Наличие номера телефон будет являться гарантом!
Если же его не окажется - то каждый сам решает - переводить ли ему деньги на неизвестный номер или нет. 





> Bacardi, Каким образом будешь составлять списки мошенников?



Необходимо создать тему, где каждый, кто столкнулся сам или его знакомые- вносил бы номер в нее!

Когда накопится много номеров - упорядочить их!

Тем не менее нужно начать эту работу, а не просто глотать сообщения от мошенников!

----------


## Damien

> Если же его не окажется - то каждый сам решает - переводить ли ему деньги на неизвестный номер или нет.


т.е. этот список рассчитан только на осторожных, но чрезмерно доверчивых людей, которые полезут на сайт проверять номер?




> Тем не менее нужно начать эту работу


чтоб, действительно, дать отпор таким мошенникам - в первую очередь нужно донести до, как можно, большей части населения что не стоит отвечать на странные просьбы с незнакомых номеров.
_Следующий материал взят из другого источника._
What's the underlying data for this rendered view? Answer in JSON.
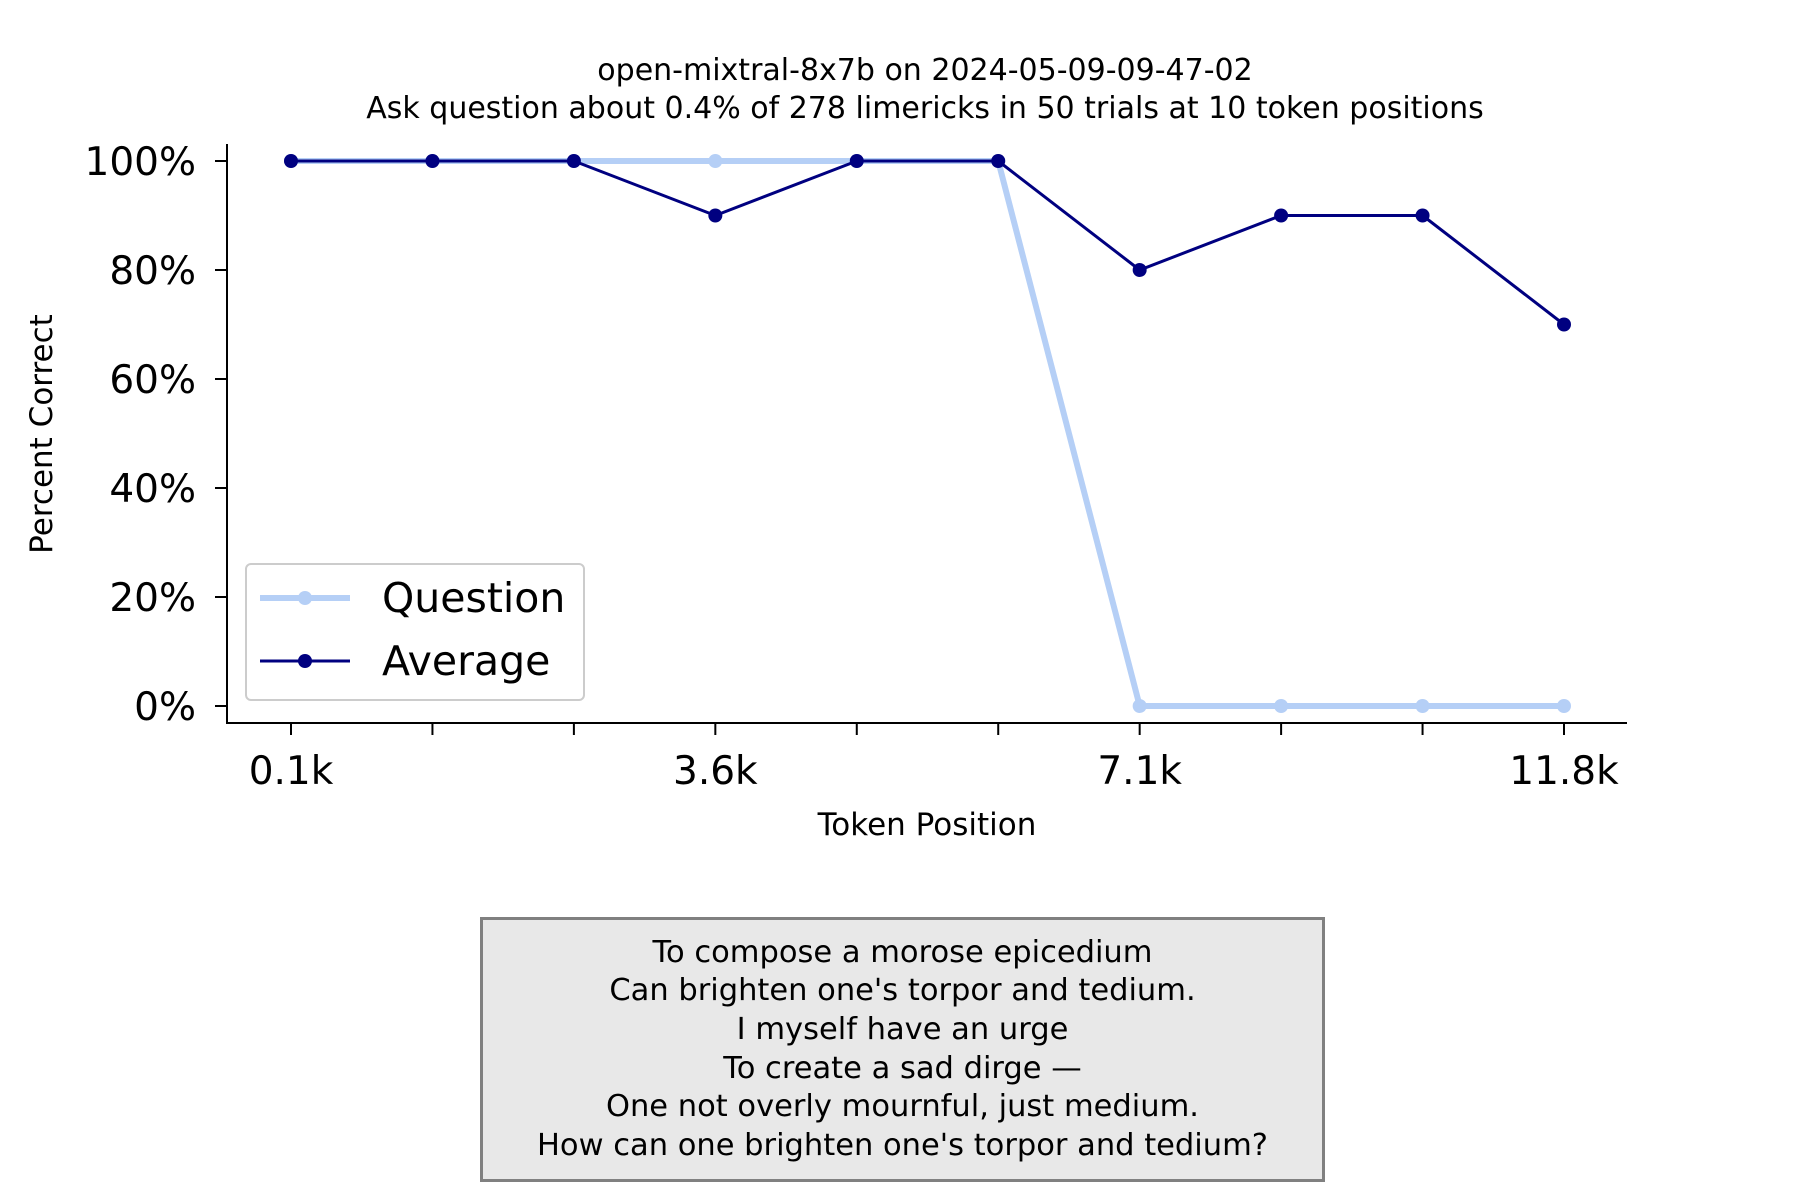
{
  "chart_data": {
    "type": "line",
    "title": "open-mixtral-8x7b on 2024-05-09-09-47-02",
    "subtitle": "Ask question about 0.4% of 278 limericks in 50 trials at 10 token positions",
    "xlabel": "Token Position",
    "ylabel": "Percent Correct",
    "x": [
      0.1,
      1.4,
      2.7,
      3.6,
      4.9,
      6.2,
      7.1,
      8.4,
      9.7,
      11.8
    ],
    "xlim": [
      0.1,
      11.8
    ],
    "xticks": [
      {
        "value": 0.1,
        "label": "0.1k"
      },
      {
        "value": 1.4,
        "label": ""
      },
      {
        "value": 2.7,
        "label": ""
      },
      {
        "value": 3.6,
        "label": "3.6k"
      },
      {
        "value": 4.9,
        "label": ""
      },
      {
        "value": 6.2,
        "label": ""
      },
      {
        "value": 7.1,
        "label": "7.1k"
      },
      {
        "value": 8.4,
        "label": ""
      },
      {
        "value": 9.7,
        "label": ""
      },
      {
        "value": 11.8,
        "label": "11.8k"
      }
    ],
    "ylim": [
      0,
      100
    ],
    "yticks": [
      {
        "value": 0,
        "label": "0%"
      },
      {
        "value": 20,
        "label": "20%"
      },
      {
        "value": 40,
        "label": "40%"
      },
      {
        "value": 60,
        "label": "60%"
      },
      {
        "value": 80,
        "label": "80%"
      },
      {
        "value": 100,
        "label": "100%"
      }
    ],
    "grid": false,
    "legend_position": "lower-left",
    "series": [
      {
        "name": "Question",
        "color": "#b5cff6",
        "values": [
          100,
          100,
          100,
          100,
          100,
          100,
          0,
          0,
          0,
          0
        ]
      },
      {
        "name": "Average",
        "color": "#000080",
        "values": [
          100,
          100,
          100,
          90,
          100,
          100,
          80,
          90,
          90,
          70
        ]
      }
    ]
  },
  "limerick": {
    "lines": [
      "To compose a morose epicedium",
      "Can brighten one's torpor and tedium.",
      "I myself have an urge",
      "To create a sad dirge —",
      "One not overly mournful, just medium.",
      "How can one brighten one's torpor and tedium?"
    ]
  }
}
Идеально было бы сообща бороться с мошеничеством, привлекая органы и операторов.
А ведение никому не нужных списков, которые все равно не дойдут до потенциальной жертвы, слишком пассивно и больше похоже на соревнование - кто затащит в базу побольше номеров.

----------


## Bacardi

> в первую очередь нужно донести до, как можно, большей части населения что не стоит отвечать на странные просьбы с незнакомых номеров. Идеально было бы сообща бороться с мошеничеством, привлекая органы и операторов.



Ты готов заняться этой работой?

Я предполагаю что не готов!

И ответ "не готов" еще раз доказывает беплатность проекта "ВирусИнфо".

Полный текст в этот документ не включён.